Preview Block Production Moves Dingo Beyond Data Indexing
Gianelloni said Dingo is already producing blocks on Cardano’s Preview network. During the presentation, he said Dingo had produced around 3 percent of blocks over the previous day on Preview and around 4 percent across the latest 100 blocks shown at the time.
That activity moves Dingo into a more practical testnet role, but it does not make the project mainnet ready. Blink Labs continues to present Dingo as software under active development, with current use focused on Preview, PreProd and devnet environments rather than production mainnet operation with real funds.

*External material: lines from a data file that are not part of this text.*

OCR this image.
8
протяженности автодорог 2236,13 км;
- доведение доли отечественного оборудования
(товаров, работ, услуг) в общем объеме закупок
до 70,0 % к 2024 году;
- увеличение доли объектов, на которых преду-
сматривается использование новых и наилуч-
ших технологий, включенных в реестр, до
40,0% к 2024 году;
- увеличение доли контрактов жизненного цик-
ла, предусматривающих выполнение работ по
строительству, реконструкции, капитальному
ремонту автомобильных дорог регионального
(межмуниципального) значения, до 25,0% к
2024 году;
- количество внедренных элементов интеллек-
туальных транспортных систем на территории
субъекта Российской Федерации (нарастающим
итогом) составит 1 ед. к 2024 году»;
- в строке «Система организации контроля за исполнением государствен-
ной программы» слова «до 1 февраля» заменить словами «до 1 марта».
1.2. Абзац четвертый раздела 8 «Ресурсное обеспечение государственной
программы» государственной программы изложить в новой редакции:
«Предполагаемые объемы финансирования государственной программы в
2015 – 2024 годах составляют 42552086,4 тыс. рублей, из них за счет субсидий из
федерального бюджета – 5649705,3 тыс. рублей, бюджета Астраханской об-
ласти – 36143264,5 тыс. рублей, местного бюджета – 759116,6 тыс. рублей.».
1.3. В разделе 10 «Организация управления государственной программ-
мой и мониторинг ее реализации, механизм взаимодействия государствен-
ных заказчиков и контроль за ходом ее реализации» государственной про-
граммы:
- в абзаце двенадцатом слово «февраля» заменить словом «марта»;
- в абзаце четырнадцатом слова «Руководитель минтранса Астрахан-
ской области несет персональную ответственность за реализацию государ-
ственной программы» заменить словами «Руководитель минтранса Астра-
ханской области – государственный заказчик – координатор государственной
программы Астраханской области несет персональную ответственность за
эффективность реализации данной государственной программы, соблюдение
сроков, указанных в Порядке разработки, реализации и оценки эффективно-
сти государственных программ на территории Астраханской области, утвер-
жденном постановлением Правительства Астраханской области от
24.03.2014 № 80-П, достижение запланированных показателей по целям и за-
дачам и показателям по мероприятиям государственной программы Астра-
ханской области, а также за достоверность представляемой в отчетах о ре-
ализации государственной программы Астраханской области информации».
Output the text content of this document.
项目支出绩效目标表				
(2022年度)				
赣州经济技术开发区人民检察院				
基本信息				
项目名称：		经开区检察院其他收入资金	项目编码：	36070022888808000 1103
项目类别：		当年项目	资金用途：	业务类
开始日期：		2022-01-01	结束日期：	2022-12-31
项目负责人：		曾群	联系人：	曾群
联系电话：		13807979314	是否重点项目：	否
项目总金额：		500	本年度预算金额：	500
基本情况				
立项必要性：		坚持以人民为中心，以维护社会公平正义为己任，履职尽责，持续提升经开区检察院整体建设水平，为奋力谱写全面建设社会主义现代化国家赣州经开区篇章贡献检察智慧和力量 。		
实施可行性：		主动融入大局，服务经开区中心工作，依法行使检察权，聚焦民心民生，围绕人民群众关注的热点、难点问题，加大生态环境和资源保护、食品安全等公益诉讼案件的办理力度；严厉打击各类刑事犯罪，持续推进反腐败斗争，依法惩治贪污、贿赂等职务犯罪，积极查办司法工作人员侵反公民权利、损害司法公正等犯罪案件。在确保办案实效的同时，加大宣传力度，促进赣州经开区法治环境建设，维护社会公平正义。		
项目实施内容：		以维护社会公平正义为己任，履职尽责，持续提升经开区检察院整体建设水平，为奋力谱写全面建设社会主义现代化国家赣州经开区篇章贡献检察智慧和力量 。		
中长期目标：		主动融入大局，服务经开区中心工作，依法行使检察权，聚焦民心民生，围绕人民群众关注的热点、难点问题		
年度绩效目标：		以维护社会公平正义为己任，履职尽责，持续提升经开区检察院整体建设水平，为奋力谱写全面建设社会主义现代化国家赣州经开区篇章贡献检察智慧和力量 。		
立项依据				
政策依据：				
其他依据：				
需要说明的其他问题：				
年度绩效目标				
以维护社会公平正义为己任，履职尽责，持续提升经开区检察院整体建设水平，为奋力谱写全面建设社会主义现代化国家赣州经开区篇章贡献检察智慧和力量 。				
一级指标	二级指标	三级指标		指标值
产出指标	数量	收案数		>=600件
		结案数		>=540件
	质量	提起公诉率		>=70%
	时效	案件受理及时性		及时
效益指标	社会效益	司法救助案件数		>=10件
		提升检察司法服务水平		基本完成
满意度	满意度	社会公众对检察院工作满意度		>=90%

The move toward block production also changes the trust model behind Dingo’s data services. A pure data node needs another validating node in the stack. As a block producer, Dingo can validate chain data locally and then use that validated data as the basis for its own API services.
Gianelloni also presented example applications built around Dingo. Dingo Swap uses Dingo data and the UTxO RPC API on Preview, GovLens reads governance data from Dingo’s metadata database, and Dingo Explorer uses a Blockfrost-compatible API served locally by Dingo.
APIs, Mithril Sync and Security Work Define the Road to Mainnet
Dingo is being developed as an infrastructure stack for multiple developer use cases. The project supports UTxO RPC, a Mini Blockfrost API surface, Rosetta API support and metadata output to Postgres. That setup allows developers to build applications, dashboards and reports using familiar database tools while relying on data indexed and validated through Dingo.
The project also uses Mithril for faster bootstrapping. Gianelloni said Mithril Sync is one of the main recommended ways to get Dingo operational, especially in API mode, although Dingo still needs to process and index the data after the initial synchronization.
Blink Labs also described several remaining steps before broader production use. These include reward calculation validation, security hardening, mainnet-scale testing, storage optimization and an external security audit. Gianelloni said the team wants to complete the audit and address any remediation items before telling operators that Dingo is ready for mainnet use.
Dingo currently changes the state of Cardano’s testnet infrastructure, not the status of mainnet operations. It now has Preview block production, local API examples, a Postgres metadata model, observability tooling and a roadmap tied to security review and scaling work. For Cardano’s node diversity effort, the update gives Dingo a concrete role as a working Go-based implementation that developers and operators can test before any wider production deployment.